– А так. Простой немки сын. Подменили, говорят, робенком. Подкинули вместо настоящего робенка немчуру. Потому Усатый и дергается всегда, что не по нраву ему истинный православный дух. – И выругался негромко: – Пагаяро! Всю Россию вырядил в немецкое платье.
– Молчи, дурак!
Иван невольно поежился.
Вот какие неосторожные люди, эти казаки. Таких и слушать опасно. Даже случайно слушать таких опасно. Лучше уж повернуть ухо к ярыгам.
И правда повернул ухо к ярыгам.
– Купи шапку, – сказал один. – Смотри, какая шапка!
– Вижу, что мятая, – возразил другой.
– Да в мятости ль дело? Ты пощупай.
– Чай не баба!
– А ты все равно пощупай, не бойся. Я сроду не обману. Шапка мяхкая, как травка. Совсем не простая шапка.
– Я вижу, что не простая. Старая, тертая. Потому-то, наверное, и мяхкая, что хорошо тертая.
– Это не овчина, сам погляди. Это шапка из баранца.
– Все одно к одному, овчина.
– А вот не овчина, а баранец!
– Да в чем разница?
– Да в том разница, что шапка с низовьев Волги! Баранец только там растет. Это как бы животное-растение, и плод оно приносит, совсем похожий на ягненка. Стебель идет через пупок и возвышается на три пяди. Конечно, ноги мохнатые, рогов нет, передняя часть как у рака, а задняя – совершенное мясо. Всегда живет, не сходя с места. До тех пор не сходит с места, пока имеет вокруг себя пищу. А потом помирает, если охотники не возьмут.
3
Пряча в ладони плохо выбритый подбородок, Иван горбился на лавке, намертво врезанной в пол, чтобы ярыги не позволяли себе употребить ту лавку в драках. В теплом углу все слышно, в теплом углу все видно, в теплом углу тебя самого никто не видит, не замечает, можно сидеть да помалкивать. Ну, а сильно захочется, сам входи в разговор. Но с почтением входи. С уважением. А то, не дай Бог, ударят в лицо, ослепят ударом, выбросят на улицу. Не поможет и портрет Усатого, мало что вывешен в кабаке для душевного усмирения.

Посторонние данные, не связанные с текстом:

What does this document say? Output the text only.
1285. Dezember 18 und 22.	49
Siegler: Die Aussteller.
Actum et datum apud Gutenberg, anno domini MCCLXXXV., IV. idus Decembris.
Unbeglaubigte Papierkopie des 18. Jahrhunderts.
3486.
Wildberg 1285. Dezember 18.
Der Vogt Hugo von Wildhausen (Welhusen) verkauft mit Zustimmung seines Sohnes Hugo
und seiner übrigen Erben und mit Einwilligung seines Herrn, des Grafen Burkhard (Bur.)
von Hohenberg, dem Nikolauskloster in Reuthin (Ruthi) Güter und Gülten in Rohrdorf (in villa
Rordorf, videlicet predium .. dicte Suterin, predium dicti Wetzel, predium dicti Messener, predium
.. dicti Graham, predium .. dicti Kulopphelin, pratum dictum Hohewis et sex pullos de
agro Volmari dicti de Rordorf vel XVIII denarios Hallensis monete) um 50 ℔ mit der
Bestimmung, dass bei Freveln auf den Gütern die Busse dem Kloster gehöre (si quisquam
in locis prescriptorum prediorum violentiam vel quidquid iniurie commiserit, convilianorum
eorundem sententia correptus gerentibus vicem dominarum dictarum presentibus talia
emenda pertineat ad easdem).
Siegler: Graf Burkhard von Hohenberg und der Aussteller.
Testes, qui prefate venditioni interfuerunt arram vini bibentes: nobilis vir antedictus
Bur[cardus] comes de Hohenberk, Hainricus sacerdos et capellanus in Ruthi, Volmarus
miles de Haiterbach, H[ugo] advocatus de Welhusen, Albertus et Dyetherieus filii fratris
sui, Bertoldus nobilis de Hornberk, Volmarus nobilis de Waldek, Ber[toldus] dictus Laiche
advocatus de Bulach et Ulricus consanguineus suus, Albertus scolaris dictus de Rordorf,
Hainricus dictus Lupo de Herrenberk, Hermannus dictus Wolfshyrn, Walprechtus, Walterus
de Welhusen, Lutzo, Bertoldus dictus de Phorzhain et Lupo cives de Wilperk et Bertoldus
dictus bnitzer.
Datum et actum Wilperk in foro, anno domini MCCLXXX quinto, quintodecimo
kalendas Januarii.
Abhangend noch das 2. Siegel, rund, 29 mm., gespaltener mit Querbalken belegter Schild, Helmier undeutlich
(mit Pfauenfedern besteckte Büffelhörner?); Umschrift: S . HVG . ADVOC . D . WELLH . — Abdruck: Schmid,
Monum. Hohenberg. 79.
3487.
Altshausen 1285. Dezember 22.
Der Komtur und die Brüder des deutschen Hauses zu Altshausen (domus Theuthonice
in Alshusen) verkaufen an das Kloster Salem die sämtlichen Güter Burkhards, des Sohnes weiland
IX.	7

Чувствовал, крепкое винцо туманит голову.
Еще не пьян, а уже туманит голову. И уже хочется чего-то. Как бы подергивают изнутри мелкие бесы. Застряло в голове необычное произнесенное казаком ругательство – пагаяро. Вот что за словечко? Откуда? Будто слышал когда-то. Совсем дикое словечко, нечеловеческое. По-хорошему, уйти бы от греха из кабака, спрятаться в опрятном домике доброй соломенной вдовы Саплиной, никого не трогать. Читать негромко умные книги, замышлять неторопливо добрые дела. А то всем известно, от пьяного человека хорошего не жди. От пьяного человека удаляется ангел-хранитель, заступают на его место бесы, вводят в пустой кураж.
Хмыкнув, Иван отмахнулся: да какие бесы? Сегодня же праздник! Зачем ему, секретному дьяку, спешить домой? Разве он не человек? Зачем прятаться в четырех стенах? Он же хочет по-человечески посидеть…
Но внутри Иван уже и сам понимал: это бесы.
Это они, окаянные, нашептывают, томят, собаки, с утра. Это они жарко подогревают кровь, гонят ее по жилам. Вот раньше, в Москве, с Иваном такого не случалось. Ну, запивал, с кем такого не бывало? – но не так, не вкрутую. Москва сама по себе – город тихий. На холме Покровский собор. Внизу многия городские ворота – Тверские, Пречистенские, Арбатские, Никитские, Серпуховские. Через речку Неглинную переброшен деревянный мост. В Бабьем городке у Крымского моста лениво вертятся крылья мельниц, а с Кузнецкого моста несет нежным древесным дымом. После покойной белой Москвы, после старинных изб, бесчисленных искривленных переулков, после колоколен, палисадов и белых кремлевских стен, если мрачнеющих, то только на закате, мрачный солдатский Санкт-Петербурх, плоско простертый по островам, до сих пор казался Ивану нечеловеческим, все его пугало в Санкт-Петербурхе, но, вот странно, влекло. И неестественные плоскости низкого белесого неба, и простор белесой Невы, и всякая речь на площадях, часто нерусская. Игла крепости Петра и Павла отчетливо касалась низкого неба, берега бесконечно тянулись, выказывая устроенные на них пеньковые амбары, гарнизонные цейхгаузы, церкви с голландскими шпицами, мельницы, бедные мазанки, дворцы, смолокурни. И грязь везде. Топь да болота. У каждого въезжающего в город требуют булыжник с души, иначе – шум, наказание.